Una colección viajera

Acorde con dicha política, desde 1960, diferentes selecciones de la Colección comenzaron a viajar por todo el mundo. Paralelamente se inició también un importante programa de préstamos a otras muestras, siendo pocas las grandes ocasiones de exposiciones colectivas que no hayan contado de un modo u otro con la Colección Thyssen-Bornemisza.

La segunda exposición temporal tuvo lugar en 1960 en Essen, ya bajo el nombre de Colección Thyssen-Bornemisza. Un año después, la National Gallery de Londres acogió la muestra “De Van Eyck a Tiépolo. Una exposición de Pinturas de la Colección Thyssen-Bornemisza”. En la década de los 70 se organizaron varias exposiciones de obras modernas de la Colección en Alemania, Japón, Bélgica, Francia, Australia y Nueva Zelanda. Entre 1979 y 1981 la exposición “Pintura de los Maestros Antiguos de la Colección Thyssen-Bornemisza” visitó nueve ciudades de los Estados Unidos. En los años 80 una exposición de maestros modernos y norteamericanos estuvo de gira por Europa, Estados Unidos y Japón. La serie de exposiciones de maestros norteamericanos en Estados Unidos supuso un espaldarazo definitivo a la colección de pintura norteamericana. También se llevaron a distintos lugares exposiciones de arte abstracto, pintura norteamericana del siglo XIX, pintura expresionista y moderna alemana, y de objetos de oro y plata.
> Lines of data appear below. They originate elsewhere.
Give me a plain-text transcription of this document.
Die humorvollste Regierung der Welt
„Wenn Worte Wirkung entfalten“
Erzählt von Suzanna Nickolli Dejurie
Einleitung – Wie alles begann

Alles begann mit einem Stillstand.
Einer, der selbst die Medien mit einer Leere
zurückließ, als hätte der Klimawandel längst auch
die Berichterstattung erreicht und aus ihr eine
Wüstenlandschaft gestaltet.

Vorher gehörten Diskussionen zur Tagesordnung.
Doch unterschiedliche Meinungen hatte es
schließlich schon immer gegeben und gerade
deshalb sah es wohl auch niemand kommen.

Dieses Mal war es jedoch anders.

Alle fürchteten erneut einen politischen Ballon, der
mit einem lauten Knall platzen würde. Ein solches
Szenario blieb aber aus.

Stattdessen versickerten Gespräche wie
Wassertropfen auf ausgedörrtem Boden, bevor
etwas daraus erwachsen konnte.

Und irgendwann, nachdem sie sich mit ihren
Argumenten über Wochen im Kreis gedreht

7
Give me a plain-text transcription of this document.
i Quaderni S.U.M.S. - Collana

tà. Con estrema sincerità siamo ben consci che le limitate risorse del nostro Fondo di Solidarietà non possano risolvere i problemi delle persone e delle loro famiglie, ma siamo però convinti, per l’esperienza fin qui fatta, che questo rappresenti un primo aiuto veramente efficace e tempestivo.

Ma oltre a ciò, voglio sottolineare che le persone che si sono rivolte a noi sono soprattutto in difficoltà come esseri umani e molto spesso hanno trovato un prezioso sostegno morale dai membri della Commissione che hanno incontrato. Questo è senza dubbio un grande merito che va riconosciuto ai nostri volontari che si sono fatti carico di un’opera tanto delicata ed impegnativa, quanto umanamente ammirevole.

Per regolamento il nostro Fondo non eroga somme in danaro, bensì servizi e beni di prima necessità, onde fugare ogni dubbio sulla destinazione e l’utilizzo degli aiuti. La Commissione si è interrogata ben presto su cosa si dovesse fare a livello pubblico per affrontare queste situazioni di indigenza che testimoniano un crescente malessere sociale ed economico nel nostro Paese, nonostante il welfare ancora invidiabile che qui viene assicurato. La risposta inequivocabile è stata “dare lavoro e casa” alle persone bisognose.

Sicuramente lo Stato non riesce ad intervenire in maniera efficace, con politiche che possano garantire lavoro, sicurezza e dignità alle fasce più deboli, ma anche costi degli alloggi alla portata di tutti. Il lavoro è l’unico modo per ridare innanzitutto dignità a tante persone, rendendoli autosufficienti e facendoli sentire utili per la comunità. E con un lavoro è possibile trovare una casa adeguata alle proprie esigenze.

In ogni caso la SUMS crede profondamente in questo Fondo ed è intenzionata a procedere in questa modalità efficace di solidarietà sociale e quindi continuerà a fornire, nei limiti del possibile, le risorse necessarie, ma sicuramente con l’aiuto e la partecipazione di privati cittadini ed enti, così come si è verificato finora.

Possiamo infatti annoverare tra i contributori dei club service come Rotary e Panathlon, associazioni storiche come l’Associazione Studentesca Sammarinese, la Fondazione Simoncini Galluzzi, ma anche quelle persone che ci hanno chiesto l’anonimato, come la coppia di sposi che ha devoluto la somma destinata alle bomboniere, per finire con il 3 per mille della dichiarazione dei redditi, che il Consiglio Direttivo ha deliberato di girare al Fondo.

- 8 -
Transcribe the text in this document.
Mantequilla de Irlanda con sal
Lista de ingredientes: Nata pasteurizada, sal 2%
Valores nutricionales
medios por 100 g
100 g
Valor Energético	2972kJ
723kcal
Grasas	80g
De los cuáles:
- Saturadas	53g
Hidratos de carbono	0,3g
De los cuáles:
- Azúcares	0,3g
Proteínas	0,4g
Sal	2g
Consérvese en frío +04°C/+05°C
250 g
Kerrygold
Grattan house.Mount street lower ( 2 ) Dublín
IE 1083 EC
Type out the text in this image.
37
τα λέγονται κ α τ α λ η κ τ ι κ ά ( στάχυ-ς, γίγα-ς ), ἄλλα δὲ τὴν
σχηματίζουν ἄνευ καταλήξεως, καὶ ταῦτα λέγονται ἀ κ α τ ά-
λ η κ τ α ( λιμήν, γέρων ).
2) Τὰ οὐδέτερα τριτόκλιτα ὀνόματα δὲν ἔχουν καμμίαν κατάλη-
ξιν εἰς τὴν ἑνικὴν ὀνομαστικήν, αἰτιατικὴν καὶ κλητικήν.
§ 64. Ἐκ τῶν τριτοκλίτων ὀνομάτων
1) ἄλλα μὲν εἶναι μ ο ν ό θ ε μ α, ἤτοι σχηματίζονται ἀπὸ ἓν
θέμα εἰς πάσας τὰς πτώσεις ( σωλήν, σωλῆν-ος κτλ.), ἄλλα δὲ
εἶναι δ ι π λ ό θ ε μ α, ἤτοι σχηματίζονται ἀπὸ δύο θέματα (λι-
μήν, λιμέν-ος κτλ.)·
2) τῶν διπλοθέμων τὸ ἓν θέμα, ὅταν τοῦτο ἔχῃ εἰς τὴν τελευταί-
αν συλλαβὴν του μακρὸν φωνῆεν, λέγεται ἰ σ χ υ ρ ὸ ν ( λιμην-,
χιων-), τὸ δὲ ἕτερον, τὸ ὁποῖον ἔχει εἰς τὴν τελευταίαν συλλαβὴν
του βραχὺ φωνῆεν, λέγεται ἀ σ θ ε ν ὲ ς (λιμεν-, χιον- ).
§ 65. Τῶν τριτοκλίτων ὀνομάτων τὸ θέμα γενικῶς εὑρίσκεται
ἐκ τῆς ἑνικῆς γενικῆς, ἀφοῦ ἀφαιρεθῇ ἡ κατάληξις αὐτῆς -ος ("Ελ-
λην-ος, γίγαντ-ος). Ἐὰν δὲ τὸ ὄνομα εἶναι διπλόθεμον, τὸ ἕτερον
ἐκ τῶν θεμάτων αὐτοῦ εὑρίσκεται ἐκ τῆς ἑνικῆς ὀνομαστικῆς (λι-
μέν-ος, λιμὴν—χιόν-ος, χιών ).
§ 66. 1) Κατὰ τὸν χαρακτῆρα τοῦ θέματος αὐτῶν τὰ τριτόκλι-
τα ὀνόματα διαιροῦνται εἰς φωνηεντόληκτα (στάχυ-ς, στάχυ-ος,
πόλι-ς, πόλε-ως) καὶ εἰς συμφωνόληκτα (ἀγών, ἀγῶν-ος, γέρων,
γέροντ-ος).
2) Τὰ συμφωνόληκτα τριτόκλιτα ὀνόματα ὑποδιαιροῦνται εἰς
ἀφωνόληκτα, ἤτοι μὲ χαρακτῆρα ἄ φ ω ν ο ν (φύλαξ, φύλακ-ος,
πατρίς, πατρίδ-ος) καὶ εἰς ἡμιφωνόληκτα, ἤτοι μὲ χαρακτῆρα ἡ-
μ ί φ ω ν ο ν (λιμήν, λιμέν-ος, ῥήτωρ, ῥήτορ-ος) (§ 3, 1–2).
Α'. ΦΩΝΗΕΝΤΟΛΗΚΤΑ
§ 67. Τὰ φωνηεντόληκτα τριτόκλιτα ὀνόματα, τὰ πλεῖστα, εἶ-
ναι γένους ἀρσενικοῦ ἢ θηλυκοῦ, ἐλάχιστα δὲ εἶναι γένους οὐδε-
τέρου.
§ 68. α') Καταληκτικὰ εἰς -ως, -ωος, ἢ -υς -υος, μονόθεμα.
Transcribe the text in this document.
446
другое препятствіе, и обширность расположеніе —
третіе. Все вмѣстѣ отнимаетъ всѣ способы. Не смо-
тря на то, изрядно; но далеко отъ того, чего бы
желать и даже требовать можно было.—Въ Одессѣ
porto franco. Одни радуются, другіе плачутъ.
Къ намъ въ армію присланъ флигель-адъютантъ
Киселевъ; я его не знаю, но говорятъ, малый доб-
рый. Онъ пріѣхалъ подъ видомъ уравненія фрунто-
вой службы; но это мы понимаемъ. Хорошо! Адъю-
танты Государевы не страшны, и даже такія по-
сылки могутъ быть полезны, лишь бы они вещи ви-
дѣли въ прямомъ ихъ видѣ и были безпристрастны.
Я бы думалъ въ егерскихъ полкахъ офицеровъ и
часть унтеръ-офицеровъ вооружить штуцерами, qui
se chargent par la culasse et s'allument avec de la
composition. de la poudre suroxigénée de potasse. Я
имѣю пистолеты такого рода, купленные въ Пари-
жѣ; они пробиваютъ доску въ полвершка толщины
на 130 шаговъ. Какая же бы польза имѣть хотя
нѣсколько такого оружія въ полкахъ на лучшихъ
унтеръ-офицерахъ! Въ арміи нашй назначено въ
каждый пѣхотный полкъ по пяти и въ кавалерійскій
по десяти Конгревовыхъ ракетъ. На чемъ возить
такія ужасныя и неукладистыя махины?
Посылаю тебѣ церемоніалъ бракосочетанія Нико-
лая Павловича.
De especial relevancia fueron las exposiciones organizadas en Rusia en tres ocasiones: en 1983 en San Petersburgo y en Kiev, en 1987 en Moscú y en San Petersburgo, y en 1988 en Novosibirsk, en Siberia. Estas exposiciones propiciaron el intercambio con obras impresionistas y postimpresionistas del Hermitage y del Museo Pushkin, que se expusieron en Villa Favorita en 1983. Este intercambio marcó un hito importante en el incremento de las relaciones culturales entre la URSS y los países occidentales, y significó también el comienzo de un nuevo programa de exposiciones temporales en la sede de la Colección en Suiza. Villa Favorita acogió, entre otras, una exposición de pinturas de Goya de varias colecciones privadas de España, otra de obras maestras de los museos húngaros y una exposición de pinturas impresionistas norteamericanas de colecciones estadounidenses.

También cabe destacar, por el futuro que depararía a la Colección, las dos presentaciones que se hicieron en Madrid: “los Maestros Modernos” en 1986, en la Biblioteca Nacional, y los “Maestros Antiguos” en 1987, en la Real Academia de Bellas Artes de San Fernando; en ambas ocasiones, con una gran respuesta por parte del público español.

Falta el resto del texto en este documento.